Though there's no perfect way to measure home affordability, median income and median home prices provide a much better measure of the middle than averages do. So let's look at the price-to-income ratio using those figures. The median sales price in Q4 of 2010, according to NAR's sales figures for existing homes, was $170,600. The Census CPS shows the median income for a household was $49,777 in 2009, the latest data available. Using those two numbers we can easily calculate a price-to-income ratio of 3.43 — more than twice what the WSJ reported. I'm not sure where they got the average family income data from, but using the NAR median price implies the average family income they used was roughly $107,000 — quite high and certainly beyond typical.
Using FHFA price statistics we can see the price-to-income ratio back to 2000 (expressed in dollar-to-dollar terms). The current Realtor ratio I calculated above is marked in red. As you can see, these two home price series compare favorably.
Price to Median Household Income Using: FHFA Home Prices, NAR Home Prices
The other claim that I take issue with is that the price-to-income ratio has not been lower for 35 years. Maybe when you use the price-to-income ratio as they've constructed it, this is true. When you instead use median household income with a long term index from Case-Shiller or the FHFA, the ratios were definitely lower in the late 90s up to 2000 when they began to take off. Today the price-to-income ratio is about 20% higher than 1998. There's no doubt that things are significantly more affordable today than they were 5 years ago. The claim that they are the most affordable in a generation seems to be going too far however.
Price to Median Household Income Index Using: FHFA Home Prices, Case Shiller Home Prices, Core Logic/First American Home Prices
Note: The chart above expresses the ratio as an index set to equal 100 in 2000.
The tone of both of these articles reminds me of one of the elements of the bubble that we don't talk about much these days.
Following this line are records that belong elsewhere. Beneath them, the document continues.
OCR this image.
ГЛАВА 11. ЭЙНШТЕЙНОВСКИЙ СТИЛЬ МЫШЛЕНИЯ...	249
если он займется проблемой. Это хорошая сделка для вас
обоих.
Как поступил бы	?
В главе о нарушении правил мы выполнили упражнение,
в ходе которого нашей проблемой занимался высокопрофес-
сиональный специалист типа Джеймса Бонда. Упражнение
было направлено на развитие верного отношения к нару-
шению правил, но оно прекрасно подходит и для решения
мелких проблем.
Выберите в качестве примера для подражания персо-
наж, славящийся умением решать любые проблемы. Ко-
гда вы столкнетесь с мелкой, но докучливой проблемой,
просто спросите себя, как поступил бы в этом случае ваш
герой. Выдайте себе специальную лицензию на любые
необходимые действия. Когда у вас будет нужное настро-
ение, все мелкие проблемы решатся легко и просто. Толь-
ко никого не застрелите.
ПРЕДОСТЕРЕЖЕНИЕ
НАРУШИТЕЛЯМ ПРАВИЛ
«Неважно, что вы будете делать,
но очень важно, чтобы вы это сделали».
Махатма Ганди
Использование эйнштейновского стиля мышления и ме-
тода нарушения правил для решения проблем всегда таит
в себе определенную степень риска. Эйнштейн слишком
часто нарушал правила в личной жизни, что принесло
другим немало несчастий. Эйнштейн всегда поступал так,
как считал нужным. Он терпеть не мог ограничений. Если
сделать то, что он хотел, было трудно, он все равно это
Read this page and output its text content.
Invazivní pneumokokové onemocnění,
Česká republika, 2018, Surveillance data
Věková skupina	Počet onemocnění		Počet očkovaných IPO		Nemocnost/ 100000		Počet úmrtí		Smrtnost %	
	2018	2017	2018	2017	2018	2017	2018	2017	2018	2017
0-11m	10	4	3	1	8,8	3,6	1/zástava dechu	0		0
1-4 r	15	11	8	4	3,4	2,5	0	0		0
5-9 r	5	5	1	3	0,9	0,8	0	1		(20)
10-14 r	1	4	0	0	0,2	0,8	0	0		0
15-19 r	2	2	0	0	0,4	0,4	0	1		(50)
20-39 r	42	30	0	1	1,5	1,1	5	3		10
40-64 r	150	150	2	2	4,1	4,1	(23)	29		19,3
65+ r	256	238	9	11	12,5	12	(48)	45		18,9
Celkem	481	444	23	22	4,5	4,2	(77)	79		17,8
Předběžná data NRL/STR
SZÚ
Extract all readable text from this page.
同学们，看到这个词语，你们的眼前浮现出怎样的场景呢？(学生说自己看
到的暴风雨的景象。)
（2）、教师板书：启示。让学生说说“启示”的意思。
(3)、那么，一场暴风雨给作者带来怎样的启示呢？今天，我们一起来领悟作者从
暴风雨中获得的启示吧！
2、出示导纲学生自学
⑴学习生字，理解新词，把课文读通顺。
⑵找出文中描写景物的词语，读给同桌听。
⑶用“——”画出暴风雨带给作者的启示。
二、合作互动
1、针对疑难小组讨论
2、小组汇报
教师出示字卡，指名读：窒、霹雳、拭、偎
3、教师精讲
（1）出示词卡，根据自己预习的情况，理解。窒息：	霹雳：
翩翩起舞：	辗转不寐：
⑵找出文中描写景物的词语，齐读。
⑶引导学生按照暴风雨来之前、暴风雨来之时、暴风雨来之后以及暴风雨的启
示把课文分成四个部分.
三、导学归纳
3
During the 2003-2005 time period there was a real feeling that you were perhaps witnessing the only opportunity you might ever have to own a home. A lot of people who bought back then were called greedy because they wanted to own an asset that would appreciate at 10-15% annually forever. I've always believed that a huge number of people bought because they asked themselves if they'd ever be able to afford a home in the future if they didn't buy then. With prices appreciating so fast, homes were bound to be out of reach forever sooner or later — or at least that was the logic. The way these articles talk about real estate reminds me of that kind of "get in while you still can" mentality that reigned 10 years ago and supported that anxiety.
In the end I don't dispute the point that homes are considerably more affordable than they have been or that it makes more sense to buy a home you can afford today than it has for some time. Perhaps this all just exposes my preference that affordability analysis not get mixed up with speculative assessments of price direction. But I could easily forgive that if it was just a bit clearer how and why particular data sources were used to provide evidence for these claims. What is very clear to me is that you can't just state a price-to-income ratio (or any affordability ratio for that matter) without also defining a methodology.